TAIPEI, Taiwan — Taiwanese authorities said Saturday the suspect who killed three people and injured 11 others in knife and smoke-grenade attacks in the island’s capital had planned the assaults and set fires at other locations earlier in the day.
The suspect, identified as a 27-year-old man named Chang Wen, fell to his death from a department store building in Taipei after the attack on Friday.
The assaults shocked Taiwan, where violent crime is rare, prompting authorities to step up security at crowded spots and big events, including its New Year's Eve celebration that usually attracts many locals and tourists to an outdoor countdown.
Chang Jung-Hsin, director-general of the National Police Agency, said the suspect began a series of attacks at 3:40 p.m. local time, first setting fire to roads and causing damage to cars and motorbikes. He also set fire to where he lived.
The suspect later threw smoke grenades near two exits of the Taipei Main metro station and used a knife to fatally wound a person, Chang said. After the attack, the suspect took an underground path to return to the hotel where he was staying. Then he threw more smoke grenades and used his knife to kill another person outside the Eslite Spectrum Nanxi department store, the official said.
He also fatally wounded another person on the fourth floor of the department store building before he jumped from a male bathroom on the fifth floor to his death, Chang said.
The official said the smoke grenades the assailant used could be purchased online and that the suspect visited the sites before the attack.
"The suspect planned an indiscriminate attack. He acted according to his plan," Chang said, adding the initial investigation did not find that the suspect acted with anyone else.
Authorities were still investigating his motive. Chang said the suspect had voluntarily served in the military but was fired for drunk driving. The suspect was wanted from July after failing to report to military service, he added.
"The suspect hasn't contacted his family for more than two years," Chang said. "They said the suspect has been interested in guns and weapons since he was young."
Police said they recovered some “lethal weapons” in both the suspect’s rental home in Taipei and the hotel room where he had stayed for three nights near Zhongshan.
Video footage aired on local television networks showed the suspect, who was wearing a gas mask and clad in black, dropping at least two smoke grenades at the Taipei Main metro station.

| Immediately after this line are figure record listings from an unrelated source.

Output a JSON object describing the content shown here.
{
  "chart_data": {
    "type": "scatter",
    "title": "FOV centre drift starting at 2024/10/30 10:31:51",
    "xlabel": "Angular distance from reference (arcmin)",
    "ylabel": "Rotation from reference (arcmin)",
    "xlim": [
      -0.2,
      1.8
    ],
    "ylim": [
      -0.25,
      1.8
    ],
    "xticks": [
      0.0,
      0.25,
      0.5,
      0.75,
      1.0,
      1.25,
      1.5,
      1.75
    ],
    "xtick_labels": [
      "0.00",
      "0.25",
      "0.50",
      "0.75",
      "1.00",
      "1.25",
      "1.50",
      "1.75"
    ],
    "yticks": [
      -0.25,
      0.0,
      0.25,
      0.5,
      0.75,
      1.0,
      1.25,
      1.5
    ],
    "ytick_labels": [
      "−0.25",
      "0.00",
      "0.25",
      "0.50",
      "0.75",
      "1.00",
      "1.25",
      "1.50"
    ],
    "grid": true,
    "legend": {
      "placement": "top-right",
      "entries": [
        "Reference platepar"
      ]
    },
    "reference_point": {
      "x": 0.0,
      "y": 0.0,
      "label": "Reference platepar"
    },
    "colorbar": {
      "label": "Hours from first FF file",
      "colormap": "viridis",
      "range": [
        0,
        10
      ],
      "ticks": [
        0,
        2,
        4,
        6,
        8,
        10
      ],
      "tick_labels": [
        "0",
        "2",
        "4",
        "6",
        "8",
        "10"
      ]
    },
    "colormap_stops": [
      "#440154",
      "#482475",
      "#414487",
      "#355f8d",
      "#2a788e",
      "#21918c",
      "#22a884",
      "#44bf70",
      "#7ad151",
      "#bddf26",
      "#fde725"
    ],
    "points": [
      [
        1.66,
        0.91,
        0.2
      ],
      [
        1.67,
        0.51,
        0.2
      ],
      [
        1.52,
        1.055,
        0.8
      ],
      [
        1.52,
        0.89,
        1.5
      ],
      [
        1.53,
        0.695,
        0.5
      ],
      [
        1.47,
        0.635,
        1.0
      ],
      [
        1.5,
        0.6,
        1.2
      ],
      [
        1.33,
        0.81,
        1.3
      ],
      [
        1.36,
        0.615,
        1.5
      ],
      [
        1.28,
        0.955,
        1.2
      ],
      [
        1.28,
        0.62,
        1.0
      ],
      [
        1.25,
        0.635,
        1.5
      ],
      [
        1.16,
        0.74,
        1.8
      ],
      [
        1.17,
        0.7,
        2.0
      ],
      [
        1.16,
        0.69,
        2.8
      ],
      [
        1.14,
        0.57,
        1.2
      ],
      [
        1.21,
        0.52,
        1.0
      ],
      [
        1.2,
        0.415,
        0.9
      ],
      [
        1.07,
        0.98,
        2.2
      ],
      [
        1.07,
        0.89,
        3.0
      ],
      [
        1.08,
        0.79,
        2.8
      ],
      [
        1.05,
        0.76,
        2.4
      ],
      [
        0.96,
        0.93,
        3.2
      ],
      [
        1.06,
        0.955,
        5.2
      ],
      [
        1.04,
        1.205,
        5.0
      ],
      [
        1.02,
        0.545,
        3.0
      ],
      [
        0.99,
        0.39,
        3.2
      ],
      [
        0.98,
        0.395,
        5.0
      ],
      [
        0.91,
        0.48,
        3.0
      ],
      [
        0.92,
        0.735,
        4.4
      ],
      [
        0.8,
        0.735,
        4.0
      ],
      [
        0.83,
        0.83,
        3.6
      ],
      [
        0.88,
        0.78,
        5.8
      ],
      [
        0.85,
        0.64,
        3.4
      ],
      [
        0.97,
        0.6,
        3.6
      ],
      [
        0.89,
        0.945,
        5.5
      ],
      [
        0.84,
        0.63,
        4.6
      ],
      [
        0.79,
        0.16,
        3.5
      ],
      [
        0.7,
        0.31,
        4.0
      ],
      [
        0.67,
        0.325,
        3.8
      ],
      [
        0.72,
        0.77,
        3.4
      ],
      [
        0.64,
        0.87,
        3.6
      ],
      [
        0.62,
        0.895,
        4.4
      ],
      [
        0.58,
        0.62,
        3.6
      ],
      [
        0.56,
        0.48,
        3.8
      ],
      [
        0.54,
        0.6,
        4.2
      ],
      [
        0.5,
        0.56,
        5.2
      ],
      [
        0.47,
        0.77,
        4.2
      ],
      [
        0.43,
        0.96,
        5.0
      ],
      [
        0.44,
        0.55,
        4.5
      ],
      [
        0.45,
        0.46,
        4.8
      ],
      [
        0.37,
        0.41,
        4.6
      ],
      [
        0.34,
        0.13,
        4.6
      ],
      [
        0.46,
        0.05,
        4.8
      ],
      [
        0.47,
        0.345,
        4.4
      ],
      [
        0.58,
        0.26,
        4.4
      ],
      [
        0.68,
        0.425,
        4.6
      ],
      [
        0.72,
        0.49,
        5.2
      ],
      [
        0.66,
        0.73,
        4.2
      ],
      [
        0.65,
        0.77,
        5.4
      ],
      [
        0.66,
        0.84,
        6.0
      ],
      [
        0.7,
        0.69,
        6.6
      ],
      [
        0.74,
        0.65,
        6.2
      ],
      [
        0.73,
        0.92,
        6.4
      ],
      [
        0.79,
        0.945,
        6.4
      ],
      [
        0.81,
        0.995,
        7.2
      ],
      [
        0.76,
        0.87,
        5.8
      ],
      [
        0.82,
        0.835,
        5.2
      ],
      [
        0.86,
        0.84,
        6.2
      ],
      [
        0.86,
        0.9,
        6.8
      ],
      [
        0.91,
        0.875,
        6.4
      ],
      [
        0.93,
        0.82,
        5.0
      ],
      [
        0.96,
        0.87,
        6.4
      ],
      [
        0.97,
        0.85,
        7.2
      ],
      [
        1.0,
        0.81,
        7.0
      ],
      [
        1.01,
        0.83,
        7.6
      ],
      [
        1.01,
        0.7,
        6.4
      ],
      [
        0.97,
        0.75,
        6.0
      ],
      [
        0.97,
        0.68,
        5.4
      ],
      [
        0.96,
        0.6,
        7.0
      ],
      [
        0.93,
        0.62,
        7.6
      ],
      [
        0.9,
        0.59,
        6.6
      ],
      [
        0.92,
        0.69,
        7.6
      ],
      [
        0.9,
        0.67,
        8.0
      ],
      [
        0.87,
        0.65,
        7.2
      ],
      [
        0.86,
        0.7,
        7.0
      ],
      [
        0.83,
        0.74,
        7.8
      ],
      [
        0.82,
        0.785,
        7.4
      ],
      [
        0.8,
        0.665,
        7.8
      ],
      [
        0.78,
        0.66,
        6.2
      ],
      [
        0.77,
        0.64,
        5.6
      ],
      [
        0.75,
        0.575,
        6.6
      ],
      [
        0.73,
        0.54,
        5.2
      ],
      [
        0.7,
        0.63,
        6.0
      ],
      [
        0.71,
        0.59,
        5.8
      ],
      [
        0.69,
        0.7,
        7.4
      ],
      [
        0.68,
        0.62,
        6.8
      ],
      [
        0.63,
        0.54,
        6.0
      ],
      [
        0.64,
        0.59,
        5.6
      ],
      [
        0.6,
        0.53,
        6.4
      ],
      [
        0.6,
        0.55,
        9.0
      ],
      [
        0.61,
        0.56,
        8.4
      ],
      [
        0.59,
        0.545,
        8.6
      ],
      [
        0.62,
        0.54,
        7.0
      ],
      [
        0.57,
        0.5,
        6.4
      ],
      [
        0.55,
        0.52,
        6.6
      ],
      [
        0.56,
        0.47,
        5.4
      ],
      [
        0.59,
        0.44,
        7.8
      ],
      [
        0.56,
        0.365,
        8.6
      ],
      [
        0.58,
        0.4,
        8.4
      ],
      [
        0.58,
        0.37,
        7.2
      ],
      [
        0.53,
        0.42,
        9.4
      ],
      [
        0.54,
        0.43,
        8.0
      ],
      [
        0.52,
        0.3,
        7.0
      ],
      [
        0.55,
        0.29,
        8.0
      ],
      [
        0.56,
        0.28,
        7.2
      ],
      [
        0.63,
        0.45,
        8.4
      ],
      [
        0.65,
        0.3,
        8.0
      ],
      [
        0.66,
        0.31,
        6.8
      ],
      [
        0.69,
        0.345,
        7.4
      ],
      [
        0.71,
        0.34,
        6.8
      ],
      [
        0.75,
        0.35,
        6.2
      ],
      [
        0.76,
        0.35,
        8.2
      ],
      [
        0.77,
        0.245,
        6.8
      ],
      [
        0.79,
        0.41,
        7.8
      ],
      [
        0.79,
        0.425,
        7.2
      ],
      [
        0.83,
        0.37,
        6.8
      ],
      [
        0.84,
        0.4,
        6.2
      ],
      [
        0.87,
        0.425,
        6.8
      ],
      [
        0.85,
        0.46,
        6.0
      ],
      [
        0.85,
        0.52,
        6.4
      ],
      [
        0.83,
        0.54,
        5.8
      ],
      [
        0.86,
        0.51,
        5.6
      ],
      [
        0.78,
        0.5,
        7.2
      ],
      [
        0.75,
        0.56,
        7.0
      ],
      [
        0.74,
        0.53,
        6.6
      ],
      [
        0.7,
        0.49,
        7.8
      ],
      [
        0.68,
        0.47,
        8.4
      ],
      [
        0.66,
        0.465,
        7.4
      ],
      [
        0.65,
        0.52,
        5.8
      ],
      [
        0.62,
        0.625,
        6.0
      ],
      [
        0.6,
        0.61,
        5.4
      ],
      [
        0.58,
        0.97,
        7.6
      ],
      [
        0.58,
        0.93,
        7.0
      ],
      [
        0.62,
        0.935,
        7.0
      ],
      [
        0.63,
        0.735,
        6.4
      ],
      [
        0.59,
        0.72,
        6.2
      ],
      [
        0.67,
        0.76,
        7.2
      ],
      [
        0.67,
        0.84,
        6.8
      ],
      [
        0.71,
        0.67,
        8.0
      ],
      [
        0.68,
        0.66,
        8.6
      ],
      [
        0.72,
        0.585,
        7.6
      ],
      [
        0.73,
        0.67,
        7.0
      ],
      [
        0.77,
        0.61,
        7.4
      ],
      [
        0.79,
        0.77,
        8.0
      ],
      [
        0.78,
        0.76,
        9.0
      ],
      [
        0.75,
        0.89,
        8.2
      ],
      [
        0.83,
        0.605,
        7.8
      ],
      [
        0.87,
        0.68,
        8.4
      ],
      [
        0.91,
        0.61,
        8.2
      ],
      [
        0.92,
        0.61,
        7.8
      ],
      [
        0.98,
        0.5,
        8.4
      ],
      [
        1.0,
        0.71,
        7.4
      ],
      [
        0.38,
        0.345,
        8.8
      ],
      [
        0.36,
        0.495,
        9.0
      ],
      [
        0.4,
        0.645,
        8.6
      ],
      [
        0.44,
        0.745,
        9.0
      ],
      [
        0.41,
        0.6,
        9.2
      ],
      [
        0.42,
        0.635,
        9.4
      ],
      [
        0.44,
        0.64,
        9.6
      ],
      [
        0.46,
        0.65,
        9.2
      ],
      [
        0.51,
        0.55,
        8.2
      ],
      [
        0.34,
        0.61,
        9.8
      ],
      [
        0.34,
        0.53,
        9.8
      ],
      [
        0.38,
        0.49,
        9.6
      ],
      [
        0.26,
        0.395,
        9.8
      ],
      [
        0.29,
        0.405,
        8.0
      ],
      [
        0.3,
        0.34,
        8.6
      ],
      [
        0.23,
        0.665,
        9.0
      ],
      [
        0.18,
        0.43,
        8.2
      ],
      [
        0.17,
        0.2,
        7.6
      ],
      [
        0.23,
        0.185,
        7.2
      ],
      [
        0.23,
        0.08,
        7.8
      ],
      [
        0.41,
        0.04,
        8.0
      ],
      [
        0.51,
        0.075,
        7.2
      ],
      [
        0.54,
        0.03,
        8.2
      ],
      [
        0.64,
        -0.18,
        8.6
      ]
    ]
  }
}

He was later seen near Eslite and entering the department store while attacking passersby.
Six injured people were still in the hospital. Two were being treated in intensive care units, but their conditions were stable after surgeries, authorities said.
After receiving briefings from officials, Taiwanese President Lai Ching-te called for a thorough investigation into the incident, looking into the suspect's background, motives, financial resources and whether he received help from others.
Man tried to intervene before fatal stabbing
Taipei Mayor Chiang Wan-an told local media that a 57-year-old man tried to stop the suspect but was fatally wounded. National Taiwan University Hospital told the news agency that the fatal wound was “a penetrating injury about five centimeters in length caused by a sharp object that reached from the right lung to the left atrium.”
Another man died after he was attacked near the department store, according to EBC News.
A female victim told EBC that she was hit by the suspect outside the department store when she was waiting for her daughter for a dinner appointment.
“It did not feel like a slash — it felt more like being hit,” she said. “Then it really hurt.”
When she turned around, she said she saw “people lying on the ground and needing first aid because they were bleeding.”